Four Freedoms Fund

The Four Freedoms Fund (FFF) is a national funding collaborative founded in July 2003 to energize American democracy by supporting and engaging immigrants and refugees. The FFF connects local, often ethnic-specific groups to coordinated state and national campaigns for;

  • Immigration reform,
  • Civic engagement and integration, and
  • Protection of civil liberties and human rights.

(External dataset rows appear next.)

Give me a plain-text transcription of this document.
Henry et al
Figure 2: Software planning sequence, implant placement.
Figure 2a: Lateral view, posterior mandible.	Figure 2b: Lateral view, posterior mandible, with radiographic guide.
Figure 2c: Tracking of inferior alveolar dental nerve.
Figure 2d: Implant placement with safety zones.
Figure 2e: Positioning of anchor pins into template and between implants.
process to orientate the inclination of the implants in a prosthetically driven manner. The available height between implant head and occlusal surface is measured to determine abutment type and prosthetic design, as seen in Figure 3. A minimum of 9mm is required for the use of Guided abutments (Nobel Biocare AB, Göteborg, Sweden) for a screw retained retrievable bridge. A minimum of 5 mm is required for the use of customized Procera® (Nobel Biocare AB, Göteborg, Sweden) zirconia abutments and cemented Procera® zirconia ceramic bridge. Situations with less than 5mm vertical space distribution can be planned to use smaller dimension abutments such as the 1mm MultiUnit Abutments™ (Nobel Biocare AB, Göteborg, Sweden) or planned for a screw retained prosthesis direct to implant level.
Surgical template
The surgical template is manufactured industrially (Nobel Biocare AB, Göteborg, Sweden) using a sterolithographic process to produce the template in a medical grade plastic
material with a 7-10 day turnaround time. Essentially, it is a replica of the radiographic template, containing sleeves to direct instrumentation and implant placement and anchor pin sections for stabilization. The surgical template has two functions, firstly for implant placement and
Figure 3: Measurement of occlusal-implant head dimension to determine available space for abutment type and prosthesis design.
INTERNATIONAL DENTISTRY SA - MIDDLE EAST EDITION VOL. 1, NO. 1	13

The FFF makes grants to foster a strong, national immigrant-rights field by:

  • Supporting a coherent infrastructure of effective local, state and regional organizations;
  • Providing multi-year, capacity-building funding and peer-learning opportunities to anchor coalitions through its Capacity Building Initiative and other efforts;
  • Regularly commissioning strategic research to identify funding opportunities
  • Sponsoring in-person and telephonic briefings for funders;
  • Building the communications capacities of key grantees through its Strategic Communications Initiative; and
  • Operating as a “link tank,” coordinating with other grantmakers and grantee networks

Grantmaking and projects

The Fund has invested more than $6.7 million in 51 grantees nationwide. (See below) The FFF makes grants in strategic geographic areas with sizable and/or growing immigrant populations, now including 14 states. Recently, the FFF published and hosted national briefings for funders on two reports—Tracking the Groundswell: An Update of Opportunities and Challenges for Immigrant Communities in 2007 and Groundswell Meets Groundwork: Recommendations for Building on Immigration Mobilizations (2006)—on the mass mobilizations of spring 2006 and the subsequent opportunities and challenges for immigrant communities and funders.

Key donors

Current funders include the Carnegie Corporation of New York; Ford Foundation; Evelyn and Walter Haas, Jr. Fund; Open Society Institute; Horace Hagedorn Foundation; Bill & Melinda Gates Foundation; J.M. Kaplan Fund; and Western Union Foundation. The FFF also works closely with the John S. and James L. Knight Foundation, which created the American Dream Fund as a sister fund to promote immigrant integration in 26 local communities.